IX Le Trou

   Grand-père n'aimait pas parler de la guerre, de comment il y avait perdu sa jambe, et quand nous le pressions de questions, il éludait par un " Y'a pas eu que du joli ! " Mais ce soir là, épuisé de notre escapade à la rivière, lessivé par la  côte et la pluie, abruti par les discours des adultes, la tête inscrite dans mon coude, affalé à côté de mon assiette vide, j'ai rêvé...

   De noirs corbeaux, auréole noire de la guerre, tachaient le lavis grisâtre du ciel mouillé. Les hommes grouillaient dans les tranchées saumâtres, échelles horizontales aux murs de chair souillés...

   Bientôt quatre ans que la 13ème compagnie du 4ème régiment de marche de Zouaves avait quitté Bizerte après que l'ordre de mobilisation fût tombé. Le rouge des chéchias et la blancheur des sarrouels, la tenue orientale, qu'ils portaient au regroupement de la gare de Bercy avaient depuis longtemps cédé leur éclat à la boue qui recouvrait la tenue de combat. Le paysage aussi avait disparu sous le " marmitage " incessant des batteries des deux camps.

   Les " Zouzous " avaient appris à se terrer, à se tapir dans un trou creusé comme on pouvait dans la terre mille fois labourée par les obus. L'ordinaire avait tant bien que mal été amélioré ce quinze juillet 1918 pour la Fête Nationale qu'ils avaient passée dans les camions entre la forêt de Compiègne et Ivors au sud-est de Villers-Cotterets. Ils ignoraient encore l'attaque déclenchée sur Reims et ne souhaitaient que du repos. Mais déjà, la grande contre-offensive du Maréchal Foch était lancée : elle devait réduire la poche conquise par l'ennemi entre Soissons, Reims et Château-Thierry...

   [ " On se mit en route à la faveur de la nuit complice, un peu trop peut-être car l'obscurité fut totale en forêt de Villers-Cotterêts.
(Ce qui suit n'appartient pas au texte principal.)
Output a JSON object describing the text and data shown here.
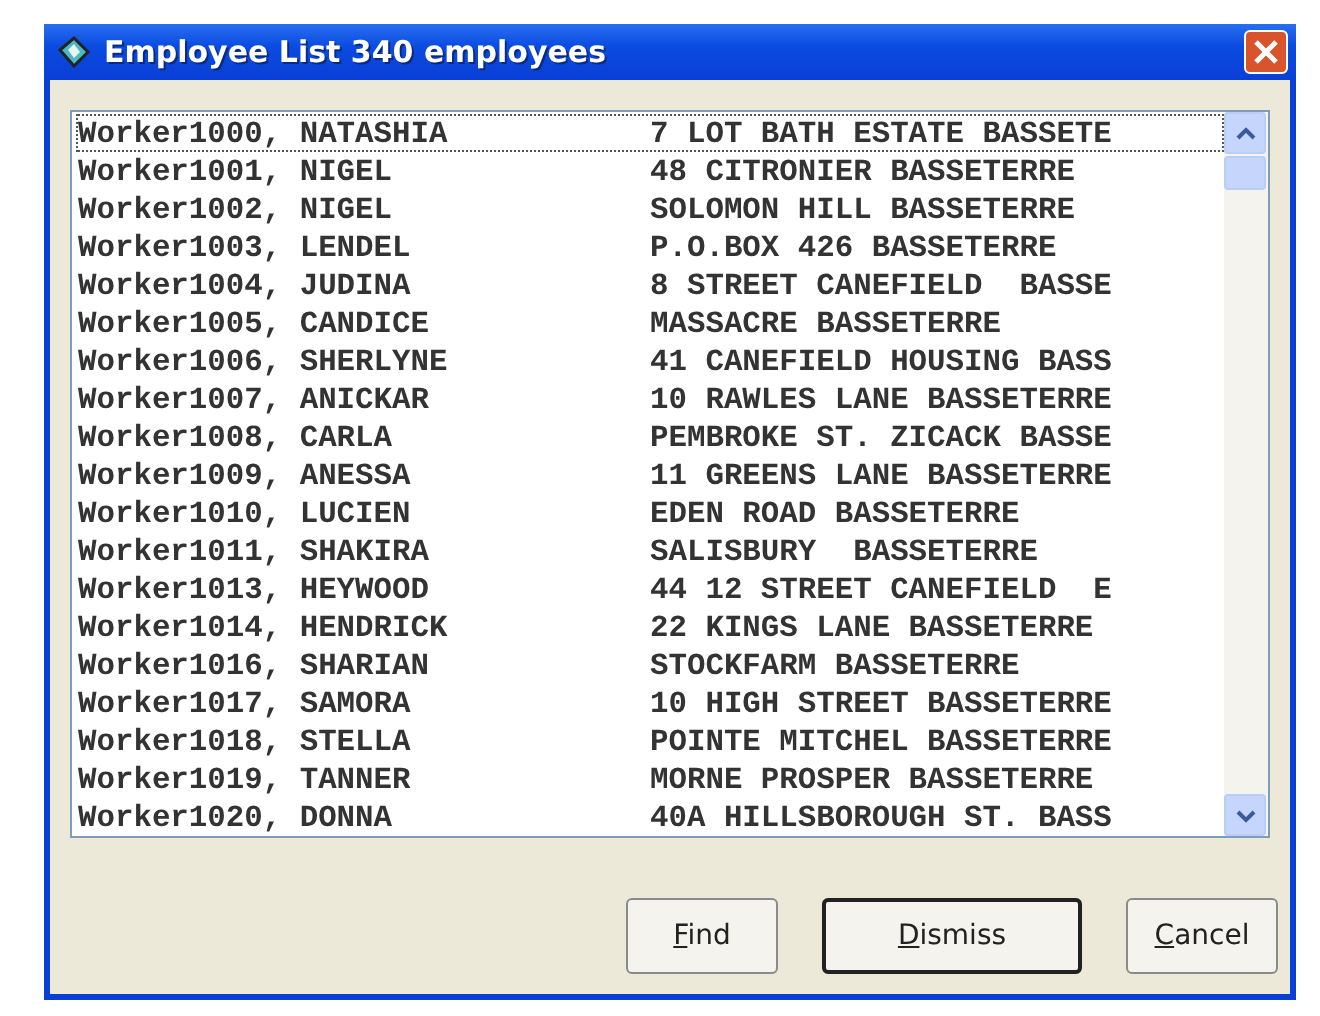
{
  "window": {
    "title": "Employee List 340 employees"
  },
  "list": {
    "rows": [
      {
        "name": "Worker1000, NATASHIA",
        "address": "7 LOT BATH ESTATE BASSETE",
        "selected": true
      },
      {
        "name": "Worker1001, NIGEL",
        "address": "48 CITRONIER BASSETERRE",
        "selected": false
      },
      {
        "name": "Worker1002, NIGEL",
        "address": "SOLOMON HILL BASSETERRE",
        "selected": false
      },
      {
        "name": "Worker1003, LENDEL",
        "address": "P.O.BOX 426 BASSETERRE",
        "selected": false
      },
      {
        "name": "Worker1004, JUDINA",
        "address": "8 STREET CANEFIELD  BASSE",
        "selected": false
      },
      {
        "name": "Worker1005, CANDICE",
        "address": "MASSACRE BASSETERRE",
        "selected": false
      },
      {
        "name": "Worker1006, SHERLYNE",
        "address": "41 CANEFIELD HOUSING BASS",
        "selected": false
      },
      {
        "name": "Worker1007, ANICKAR",
        "address": "10 RAWLES LANE BASSETERRE",
        "selected": false
      },
      {
        "name": "Worker1008, CARLA",
        "address": "PEMBROKE ST. ZICACK BASSE",
        "selected": false
      },
      {
        "name": "Worker1009, ANESSA",
        "address": "11 GREENS LANE BASSETERRE",
        "selected": false
      },
      {
        "name": "Worker1010, LUCIEN",
        "address": "EDEN ROAD BASSETERRE",
        "selected": false
      },
      {
        "name": "Worker1011, SHAKIRA",
        "address": "SALISBURY  BASSETERRE",
        "selected": false
      },
      {
        "name": "Worker1013, HEYWOOD",
        "address": "44 12 STREET CANEFIELD  E",
        "selected": false
      },
      {
        "name": "Worker1014, HENDRICK",
        "address": "22 KINGS LANE BASSETERRE",
        "selected": false
      },
      {
        "name": "Worker1016, SHARIAN",
        "address": "STOCKFARM BASSETERRE",
        "selected": false
      },
      {
        "name": "Worker1017, SAMORA",
        "address": "10 HIGH STREET BASSETERRE",
        "selected": false
      },
      {
        "name": "Worker1018, STELLA",
        "address": "POINTE MITCHEL BASSETERRE",
        "selected": false
      },
      {
        "name": "Worker1019, TANNER",
        "address": "MORNE PROSPER BASSETERRE",
        "selected": false
      },
      {
        "name": "Worker1020, DONNA",
        "address": "40A HILLSBOROUGH ST. BASS",
        "selected": false
      }
    ]
  },
  "buttons": [
    {
      "label": "Find",
      "default": false
    },
    {
      "label": "Dismiss",
      "default": true
    },
    {
      "label": "Cancel",
      "default": false
    }
  ]
}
Grâce à l'habileté des guides, la colonne se trouva le 16 au matin, à vue de l'ennemi, au carrefour du Saut du Cerf en forêt de Retz. On put enfin dormir. Le 17 au soir, nous avions pris position en lisière de la forêt entre le carrefour de la Grosse Pierre et celui des Cordeliers près de Longpont.
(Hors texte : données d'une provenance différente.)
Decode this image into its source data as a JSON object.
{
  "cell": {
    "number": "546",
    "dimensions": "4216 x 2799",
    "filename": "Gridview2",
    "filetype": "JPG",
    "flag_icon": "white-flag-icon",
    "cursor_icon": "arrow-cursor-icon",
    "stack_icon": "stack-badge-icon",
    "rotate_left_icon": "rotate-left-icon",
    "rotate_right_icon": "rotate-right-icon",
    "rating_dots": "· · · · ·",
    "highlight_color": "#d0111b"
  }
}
   Au petit matin, après un tir de barrage de nos 75, nous prenons la ferme des Granges en moins d'une heure. Nous traversons la Savières avec de l'eau jusqu'à la poitrine et nous passons la voie ferrée. Mais l'ennemi s'est ressaisi et nous cloue sur place par un martelage de 77 et des tirs de mitrailleuses qui partent de la ferme de Montremboeuf. Nous sommes en terrain découvert.
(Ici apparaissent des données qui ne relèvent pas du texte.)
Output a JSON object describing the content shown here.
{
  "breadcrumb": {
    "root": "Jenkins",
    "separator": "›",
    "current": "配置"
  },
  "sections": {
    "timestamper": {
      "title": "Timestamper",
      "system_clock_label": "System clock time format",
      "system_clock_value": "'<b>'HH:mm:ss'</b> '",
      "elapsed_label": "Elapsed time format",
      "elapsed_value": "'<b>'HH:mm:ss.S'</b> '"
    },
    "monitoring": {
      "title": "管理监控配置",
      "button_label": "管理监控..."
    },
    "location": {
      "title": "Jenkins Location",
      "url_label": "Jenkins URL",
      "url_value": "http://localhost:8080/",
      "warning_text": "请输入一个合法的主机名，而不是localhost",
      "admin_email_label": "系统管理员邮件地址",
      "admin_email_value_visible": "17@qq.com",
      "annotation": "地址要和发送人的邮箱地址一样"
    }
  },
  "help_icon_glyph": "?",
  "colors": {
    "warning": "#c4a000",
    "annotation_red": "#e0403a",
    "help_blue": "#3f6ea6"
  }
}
  • " Attention aux "mouches" ! Couchez-vous ! " crie le chef de section.

   Les Prussiens tirent maintenant avec leurs engins de tranchée, une averse de grosses torpilles nous glace les os, avec un bruit d'enfer, une sinistre "bamboula". A toute chose malheur est bon, un entonnoir apparaît, profond de plusieurs mètres, du beau travail de grosse "marmite". Nous plongeons dans cette crevasse providentielle sachant qu'à l'endroit précis où un obus est tombé, un second ne tombera pas...en théorie. Je me retrouve, musette par dessus tête, au fond du ravin. Ferdinand, le bleuet de la classe 19, me tombe sur le dos et s'agrippe à mos poste téléphonique portatif. C'est le dénommé Pou, Ferdinand Pou. Comme si je n'en avais pas assez, on m'avait collé celui-là à dérouler le fil téléphonique : un travail d'araignée pour un petit pou. Plus habile à poser des collets qu'à faire une épissure qui tienne la route. Je l'expédie à Tataouine vite fait l’arpète téléphoniste et je me hisse jusqu'à la lèvre de la crevasse. La compagnie a disparu dans la taupinière creusée par les " gros noirs ", il ne pleut plus trop de fer. Dans la fosse à ma gauche, allongé sur le parapet de terre, mon capitaine observe aux jumelles la position boche.

   La ferme est une véritable forteresse. Sur notre droite, le bois de Mauloy pourrait nous offrir un couvert mais il est déjà occupé par deux bataillons ennemis. Nous nous trouvons vraiment en flèche, il est midi. Il faut transmettre les observations au colonel et les positions à notre artillerie mais je n'arrive pas à établir la communication : la ligne a dû être coupée.

  • " Téléphonistes, réparez-moi ça en vitesse, on tient la position ! A vos pelles ! "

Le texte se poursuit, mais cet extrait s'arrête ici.